Keystone/ Associated Press/ Vadim Ghirda, recita il copyright di una foto sul web di un anno fa. Tu hai forse otto anni, la tua faccia dietro al finestrino di un bus, appannato dal vapore, è bellissima. I capelli scuri, ben pettinati l’altro ieri dalla mamma, già dopo due giorni di abbandono ti sfuggono sulla fronte. Che occhi: scuri, seri, occhi in un giorno diventati da adulta. Chi ti volti a guardare, mentre il pullman si muove? Tuo padre, tuo fratello?
Ti stanno portando via dall’Ucraina, chissà per dove. Vi hanno preso in tanti all’alba, assonnati, in un rifugio: soltanto bambini. Tu non ti alzavi da terra, un soldato russo con il mitra a tracollo ti ha fatto cenno: ubbidisci. La faccia di tua madre, che ha cercato di fermarti. L’urlo del soldato con il mitra levato. Tua madre ha dovuto lasciarti andare.

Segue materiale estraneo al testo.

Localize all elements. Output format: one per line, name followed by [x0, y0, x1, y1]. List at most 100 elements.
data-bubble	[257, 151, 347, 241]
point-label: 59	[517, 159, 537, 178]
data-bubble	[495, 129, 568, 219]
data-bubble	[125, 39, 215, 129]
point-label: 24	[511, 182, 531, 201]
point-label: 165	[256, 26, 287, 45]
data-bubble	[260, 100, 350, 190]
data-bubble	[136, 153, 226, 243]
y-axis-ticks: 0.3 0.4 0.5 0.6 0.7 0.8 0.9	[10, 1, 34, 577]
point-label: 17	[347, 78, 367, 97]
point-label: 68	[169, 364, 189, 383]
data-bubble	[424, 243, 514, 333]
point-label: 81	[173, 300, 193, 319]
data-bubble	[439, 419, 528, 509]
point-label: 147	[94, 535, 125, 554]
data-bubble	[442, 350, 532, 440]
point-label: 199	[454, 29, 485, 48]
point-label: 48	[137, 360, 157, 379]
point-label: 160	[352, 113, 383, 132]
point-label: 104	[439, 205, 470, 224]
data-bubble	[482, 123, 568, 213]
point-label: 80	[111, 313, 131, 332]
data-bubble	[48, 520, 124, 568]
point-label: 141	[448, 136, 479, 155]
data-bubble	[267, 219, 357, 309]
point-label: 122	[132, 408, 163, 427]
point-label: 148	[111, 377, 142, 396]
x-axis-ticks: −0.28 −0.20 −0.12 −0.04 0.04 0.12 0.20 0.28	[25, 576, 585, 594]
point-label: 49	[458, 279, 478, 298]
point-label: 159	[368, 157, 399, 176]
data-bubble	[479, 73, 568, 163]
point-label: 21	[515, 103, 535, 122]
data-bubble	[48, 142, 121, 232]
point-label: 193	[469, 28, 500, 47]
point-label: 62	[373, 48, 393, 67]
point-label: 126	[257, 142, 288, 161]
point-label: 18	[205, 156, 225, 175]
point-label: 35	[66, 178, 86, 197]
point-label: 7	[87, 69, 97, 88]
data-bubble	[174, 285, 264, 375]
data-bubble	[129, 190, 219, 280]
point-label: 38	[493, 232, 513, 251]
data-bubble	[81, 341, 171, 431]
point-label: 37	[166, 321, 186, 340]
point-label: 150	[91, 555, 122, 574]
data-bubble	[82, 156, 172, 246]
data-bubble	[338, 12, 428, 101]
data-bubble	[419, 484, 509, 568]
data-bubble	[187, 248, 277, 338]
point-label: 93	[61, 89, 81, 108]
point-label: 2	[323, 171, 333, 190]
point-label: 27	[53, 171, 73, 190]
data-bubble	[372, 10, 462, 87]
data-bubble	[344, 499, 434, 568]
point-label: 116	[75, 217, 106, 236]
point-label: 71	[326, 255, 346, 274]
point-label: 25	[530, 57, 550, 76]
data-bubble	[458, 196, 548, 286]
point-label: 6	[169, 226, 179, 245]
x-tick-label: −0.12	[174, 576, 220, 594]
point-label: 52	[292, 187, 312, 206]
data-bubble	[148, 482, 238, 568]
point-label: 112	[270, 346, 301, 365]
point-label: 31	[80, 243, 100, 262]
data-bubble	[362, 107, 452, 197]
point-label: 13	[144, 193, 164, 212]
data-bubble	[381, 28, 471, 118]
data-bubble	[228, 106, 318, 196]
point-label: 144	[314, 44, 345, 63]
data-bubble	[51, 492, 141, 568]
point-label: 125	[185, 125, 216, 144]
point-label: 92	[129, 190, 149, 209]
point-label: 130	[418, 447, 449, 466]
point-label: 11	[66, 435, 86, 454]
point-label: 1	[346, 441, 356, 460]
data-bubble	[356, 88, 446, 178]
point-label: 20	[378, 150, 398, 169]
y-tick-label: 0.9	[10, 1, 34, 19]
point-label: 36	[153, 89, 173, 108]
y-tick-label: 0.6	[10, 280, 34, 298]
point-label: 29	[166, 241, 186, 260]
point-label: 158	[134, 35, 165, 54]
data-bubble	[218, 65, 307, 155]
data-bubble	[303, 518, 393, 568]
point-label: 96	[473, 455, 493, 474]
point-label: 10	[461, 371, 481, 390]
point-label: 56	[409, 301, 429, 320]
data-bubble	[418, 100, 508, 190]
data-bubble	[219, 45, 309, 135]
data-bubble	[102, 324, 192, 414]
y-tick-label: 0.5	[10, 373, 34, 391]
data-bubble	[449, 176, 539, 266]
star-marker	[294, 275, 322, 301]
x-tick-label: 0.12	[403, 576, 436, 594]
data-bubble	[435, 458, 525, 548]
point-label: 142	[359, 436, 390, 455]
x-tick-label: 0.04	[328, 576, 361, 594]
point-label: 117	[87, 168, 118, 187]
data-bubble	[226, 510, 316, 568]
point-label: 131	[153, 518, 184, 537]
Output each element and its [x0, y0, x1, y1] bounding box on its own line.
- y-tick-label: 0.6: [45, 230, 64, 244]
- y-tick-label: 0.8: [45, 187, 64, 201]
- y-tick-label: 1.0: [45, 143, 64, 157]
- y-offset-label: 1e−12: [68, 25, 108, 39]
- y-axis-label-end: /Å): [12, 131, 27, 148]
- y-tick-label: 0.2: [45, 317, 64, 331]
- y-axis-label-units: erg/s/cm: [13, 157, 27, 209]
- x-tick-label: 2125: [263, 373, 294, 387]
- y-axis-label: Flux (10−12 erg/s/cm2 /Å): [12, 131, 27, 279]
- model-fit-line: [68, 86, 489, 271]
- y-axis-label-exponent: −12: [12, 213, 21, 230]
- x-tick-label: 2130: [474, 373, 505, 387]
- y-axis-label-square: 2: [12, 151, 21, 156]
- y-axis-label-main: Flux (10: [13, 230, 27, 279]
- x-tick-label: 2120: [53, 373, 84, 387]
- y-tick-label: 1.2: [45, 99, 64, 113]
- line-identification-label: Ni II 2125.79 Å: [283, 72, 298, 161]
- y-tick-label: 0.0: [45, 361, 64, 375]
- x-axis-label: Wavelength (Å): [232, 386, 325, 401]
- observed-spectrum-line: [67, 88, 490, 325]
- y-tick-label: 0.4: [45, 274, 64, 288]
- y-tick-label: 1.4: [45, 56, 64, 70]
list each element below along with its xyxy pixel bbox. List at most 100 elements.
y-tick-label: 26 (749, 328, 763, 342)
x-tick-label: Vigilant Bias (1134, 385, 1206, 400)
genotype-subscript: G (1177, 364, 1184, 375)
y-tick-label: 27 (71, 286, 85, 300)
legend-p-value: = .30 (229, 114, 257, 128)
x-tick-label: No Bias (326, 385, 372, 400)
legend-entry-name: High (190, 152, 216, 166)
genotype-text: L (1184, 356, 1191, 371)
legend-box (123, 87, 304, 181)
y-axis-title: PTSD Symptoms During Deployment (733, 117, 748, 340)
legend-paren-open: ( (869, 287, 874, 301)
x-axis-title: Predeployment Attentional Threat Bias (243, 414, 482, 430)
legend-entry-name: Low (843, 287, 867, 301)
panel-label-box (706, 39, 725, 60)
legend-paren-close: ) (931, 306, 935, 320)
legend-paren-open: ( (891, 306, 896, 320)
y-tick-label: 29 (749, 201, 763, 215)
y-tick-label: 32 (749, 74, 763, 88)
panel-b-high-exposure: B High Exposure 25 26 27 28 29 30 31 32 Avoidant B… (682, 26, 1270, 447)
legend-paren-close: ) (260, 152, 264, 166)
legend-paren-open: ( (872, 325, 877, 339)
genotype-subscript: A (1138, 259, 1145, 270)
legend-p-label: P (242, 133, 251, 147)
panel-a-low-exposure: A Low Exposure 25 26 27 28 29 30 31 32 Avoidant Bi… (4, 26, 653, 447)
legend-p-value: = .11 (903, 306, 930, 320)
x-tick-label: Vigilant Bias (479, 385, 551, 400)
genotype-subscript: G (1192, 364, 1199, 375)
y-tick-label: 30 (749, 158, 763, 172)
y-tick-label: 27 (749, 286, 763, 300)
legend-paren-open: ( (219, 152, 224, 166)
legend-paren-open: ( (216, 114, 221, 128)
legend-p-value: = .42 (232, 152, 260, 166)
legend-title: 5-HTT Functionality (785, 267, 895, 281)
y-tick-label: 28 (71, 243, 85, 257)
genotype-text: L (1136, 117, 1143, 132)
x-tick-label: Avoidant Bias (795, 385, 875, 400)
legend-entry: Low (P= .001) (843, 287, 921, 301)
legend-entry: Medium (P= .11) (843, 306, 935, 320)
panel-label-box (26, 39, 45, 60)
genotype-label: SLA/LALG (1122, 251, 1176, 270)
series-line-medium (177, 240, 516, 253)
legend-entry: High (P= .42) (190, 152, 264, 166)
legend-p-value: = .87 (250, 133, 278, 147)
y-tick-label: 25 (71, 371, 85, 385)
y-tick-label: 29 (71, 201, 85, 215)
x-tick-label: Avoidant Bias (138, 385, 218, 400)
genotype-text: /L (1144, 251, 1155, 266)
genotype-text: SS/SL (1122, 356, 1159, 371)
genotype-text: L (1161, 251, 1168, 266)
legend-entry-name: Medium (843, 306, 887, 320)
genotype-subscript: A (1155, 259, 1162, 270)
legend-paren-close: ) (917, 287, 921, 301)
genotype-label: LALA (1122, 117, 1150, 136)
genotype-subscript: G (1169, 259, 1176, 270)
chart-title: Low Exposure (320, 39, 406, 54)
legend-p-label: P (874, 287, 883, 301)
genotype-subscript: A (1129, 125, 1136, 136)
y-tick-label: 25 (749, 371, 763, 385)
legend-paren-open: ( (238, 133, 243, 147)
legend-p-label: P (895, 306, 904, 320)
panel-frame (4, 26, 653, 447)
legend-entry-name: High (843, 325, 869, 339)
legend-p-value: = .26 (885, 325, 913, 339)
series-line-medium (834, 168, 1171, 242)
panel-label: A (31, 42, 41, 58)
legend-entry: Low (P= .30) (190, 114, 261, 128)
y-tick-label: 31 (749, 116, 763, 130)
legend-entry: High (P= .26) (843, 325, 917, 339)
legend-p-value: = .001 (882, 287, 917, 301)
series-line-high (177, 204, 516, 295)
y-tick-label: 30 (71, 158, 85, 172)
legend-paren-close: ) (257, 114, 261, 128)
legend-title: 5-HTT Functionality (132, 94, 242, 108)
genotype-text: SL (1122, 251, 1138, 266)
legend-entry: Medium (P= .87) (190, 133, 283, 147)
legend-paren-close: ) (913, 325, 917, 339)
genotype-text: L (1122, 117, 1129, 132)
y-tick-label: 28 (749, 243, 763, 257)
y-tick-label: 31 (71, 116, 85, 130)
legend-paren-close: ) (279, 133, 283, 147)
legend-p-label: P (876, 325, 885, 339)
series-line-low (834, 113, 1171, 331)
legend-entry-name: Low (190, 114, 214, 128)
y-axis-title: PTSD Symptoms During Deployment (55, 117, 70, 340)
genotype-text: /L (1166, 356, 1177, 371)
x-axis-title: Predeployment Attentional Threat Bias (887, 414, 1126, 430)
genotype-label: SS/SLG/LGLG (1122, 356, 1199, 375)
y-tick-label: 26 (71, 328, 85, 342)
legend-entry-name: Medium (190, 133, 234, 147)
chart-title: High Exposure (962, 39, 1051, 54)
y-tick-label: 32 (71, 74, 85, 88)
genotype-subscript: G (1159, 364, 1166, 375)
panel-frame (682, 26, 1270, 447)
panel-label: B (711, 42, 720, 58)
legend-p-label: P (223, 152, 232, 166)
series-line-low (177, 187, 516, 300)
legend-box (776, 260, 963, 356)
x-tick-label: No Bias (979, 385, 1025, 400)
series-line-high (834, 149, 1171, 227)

Tu non hai ancora capito bene. Sul pullman vi ordinano in russo di stare buoni. Allora, siccome comunque hai 8 anni, per passare il tempo hai disegnato un girotondo di omini con le dita, sul finestrino appannato. Ma parte il pullman, alzando una polvere di macerie.
È passato adesso quasi un anno, da quando ti hanno rubato. Dove sei? Dov’è tua madre? La finestra della casa dei tuoi “genitori” russi dà su una strada solitaria. Tu stai ore affacciata al davanzale, ma non arriva nessuno.